Comoto Holdings is the parent company of Revzilla Motorsports, LLC and Cycle Gear, Inc., which cater to motorcycle enthusiasts. Comoto and Revzilla Motorsports, LLC are headquartered in Philadelphia, Pennsylvania. Cycle Gear is based in Benicia, California.
“We take the sale of uncertified parts seriously as it can lead to significantly higher emissions that impact the health of California residents,” said CARB Executive Officer Richard Corey. “It is also unfair to the vast majority of manufacturers who comply with clean air requirements.”
Retailers and distributors must ensure the parts they sell have been evaluated by CARB prior to sale and proven not to reduce the effectiveness of the emission control system. Such parts replace or modify vital original equipment emissions components and manufacturer-designed engine-operating conditions. Modifications to the engine and emissions control systems of motorcycles can lead to significantly higher smog-forming emissions and adversely affect public health.

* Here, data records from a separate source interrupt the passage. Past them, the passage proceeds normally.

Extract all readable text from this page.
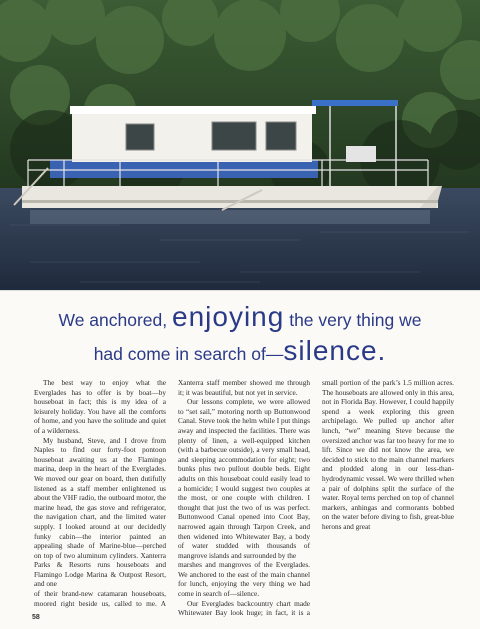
We anchored, enjoying the very thing we

had come in search of—silence.

The best way to enjoy what the Everglades has to offer is by boat—by houseboat in fact; this is my idea of a leisurely holiday. You have all the comforts of home, and you have the solitude and quiet of a wilderness.

My husband, Steve, and I drove from Naples to find our forty-foot pontoon houseboat awaiting us at the Flamingo marina, deep in the heart of the Everglades. We moved our gear on board, then dutifully listened as a staff member enlightened us about the VHF radio, the outboard motor, the marine head, the gas stove and refrigerator, the navigation chart, and the limited water supply. I looked around at our decidedly funky cabin—the interior painted an appealing shade of Marine-blue—perched on top of two aluminum cylinders. Xanterra Parks & Resorts runs houseboats and Flamingo Lodge Marina & Outpost Resort, and one

of their brand-new catamaran houseboats, moored right beside us, called to me. A Xanterra staff member showed me through it; it was beautiful, but not yet in service.

Our lessons complete, we were allowed to “set sail,” motoring north up Buttonwood Canal. Steve took the helm while I put things away and inspected the facilities. There was plenty of linen, a well-equipped kitchen (with a barbecue outside), a very small head, and sleeping accommodation for eight; two bunks plus two pullout double beds. Eight adults on this houseboat could easily lead to a homicide; I would suggest two couples at the most, or one couple with children. I thought that just the two of us was perfect. Buttonwood Canal opened into Coot Bay, narrowed again through Tarpon Creek, and then widened into Whitewater Bay, a body of water studded with thousands of mangrove islands and surrounded by the

marshes and mangroves of the Everglades. We anchored to the east of the main channel for lunch, enjoying the very thing we had come in search of—silence.

Our Everglades backcountry chart made Whitewater Bay look huge; in fact, it is a small portion of the park’s 1.5 million acres. The houseboats are allowed only in this area, not in Florida Bay. However, I could happily spend a week exploring this green archipelago. We pulled up anchor after lunch, “we” meaning Steve because the oversized anchor was far too heavy for me to lift. Since we did not know the area, we decided to stick to the main channel markers and plodded along in our less-than-hydrodynamic vessel. We were thrilled when a pair of dolphins split the surface of the water. Royal terns perched on top of channel markers, anhingas and cormorants bobbed on the water before diving to fish, great-blue herons and great

58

CARB found that Comoto’s subsidiaries advertised, sold, and offered for sale, add-on or modified motorcycle parts without legal exemptions to California’s anti-tampering laws. CARB also rejected the assertion—often made by parts manufacturers and retailers—that all the subject parts were sold for “race use” and therefore exempt from anti-tampering laws.
The company has agreed to comply with all applicable regulations and will pay a total settlement of $1,937,500. Half of the funds will benefit two Supplemental Environmental Projects: $615,598 will be paid to the Coachella Valley Mitigation Project Extension 2018 – 2023; and $353,151 to the Placer County Community Based Supplemental Environmental Project – Phase 2. Both projects will use these funds to install and maintain high-performance air filtration systems in schools located in communities impacted by air pollution. The remaining $968,750 will be deposited into the California Air Pollution Control Fund.
Modified motorcycles that no longer meet California's emission requirements pose a significant health threat to California residents. They create higher amounts of smog-forming pollutants, which can then exacerbate respiratory ailments and negatively affect other health conditions.